What he figures to be most helpful with is how to move forward when things don’t go your way.
Stockton was projected as a player who was far from a long shot coming out of the Hun School. Rivals.com rated-him as a four-star prospect, though they also said he was 6-foot-1, which is two inches away from reality.
Among the teams that tried to pull him away from Notre Dame with scholarship offers were Tennessee, Cal, North Carolina, Penn State, USC UCLA, Vanderbilt, Rutgers, and Saturday night’s opponent, Pitt.
“A first I was a little frustrated,” Stockton said when expectations didn’t merge with reality, “but then I was like, ‘I just want to better everyone around me.’ I’m not the type of kid who was going to get down and (ticked) off about every situation, like you’ve just got to deal with adversity.
“I know my role. That’s a big (thing) around here. So if I’m coaching, then I’m helping our coaches. If I’m playing, I’m playing. I’m still going to do whatever I can to help the team.”
It was that attitude that prompted Kelly to surprise most observers, and Stockton himself, and bring him back for a fifth year last winter when he had more surgeries (foot, shoulder) than countable statistics at that juncture (one tackle).

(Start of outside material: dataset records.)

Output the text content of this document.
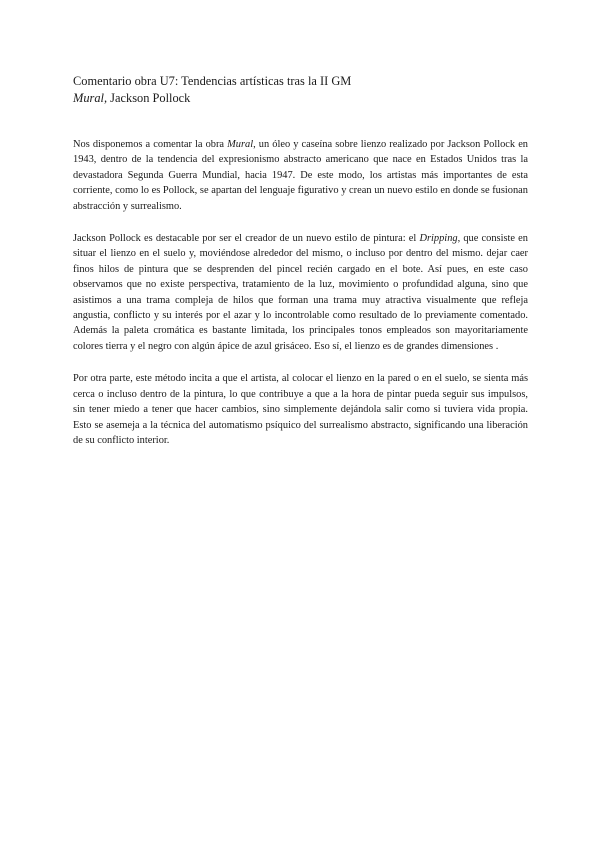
Comentario obra U7: Tendencias artísticas tras la II GM
Mural, Jackson Pollock

Nos disponemos a comentar la obra Mural, un óleo y caseína sobre lienzo realizado por Jackson Pollock en 1943, dentro de la tendencia del expresionismo abstracto americano que nace en Estados Unidos tras la devastadora Segunda Guerra Mundial, hacia 1947. De este modo, los artistas más importantes de esta corriente, como lo es Pollock, se apartan del lenguaje figurativo y crean un nuevo estilo en donde se fusionan abstracción y surrealismo.

Jackson Pollock es destacable por ser el creador de un nuevo estilo de pintura: el Dripping, que consiste en situar el lienzo en el suelo y, moviéndose alrededor del mismo, o incluso por dentro del mismo. dejar caer finos hilos de pintura que se desprenden del pincel recién cargado en el bote. Así pues, en este caso observamos que no existe perspectiva, tratamiento de la luz, movimiento o profundidad alguna, sino que asistimos a una trama compleja de hilos que forman una trama muy atractiva visualmente que refleja angustia, conflicto y su interés por el azar y lo incontrolable como resultado de lo previamente comentado. Además la paleta cromática es bastante limitada, los principales tonos empleados son mayoritariamente colores tierra y el negro con algún ápice de azul grisáceo. Eso sí, el lienzo es de grandes dimensiones .

Por otra parte, este método incita a que el artista, al colocar el lienzo en la pared o en el suelo, se sienta más cerca o incluso dentro de la pintura, lo que contribuye a que a la hora de pintar pueda seguir sus impulsos, sin tener miedo a tener que hacer cambios, sino simplemente dejándola salir como si tuviera vida propia. Esto se asemeja a la técnica del automatismo psíquico del surrealismo abstracto, significando una liberación de su conflicto interior.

“We like the young man in terms of the locker room,” Kelly said. “He's a great kid, really like his personality. He's a team player. He's done whatever we have asked him to do, whether it's on scout team. He’s also a big body. The one thing that we lack around here is sometimes the depth in those positions. So we felt like he brought a lot to our program.”
“I didn’t even know if I was going to get my fifth year, and I was still working out with the team,” Stockton said of the start to his spring semester. “The whole first week of school went by, and I started thinking, ‘I don’t think I’m going to be playing football anymore.’ Then they called me at the end of the week saying, ‘We might have a spot for you.’ I was like, ‘Let’s go.’ ”
There have been informal conversations between Stockton and Elston about where the formal coaching road will start, but nothing too serious.
“I’m focusing on this season,” he said, “enjoying it, taking it one day at a time.”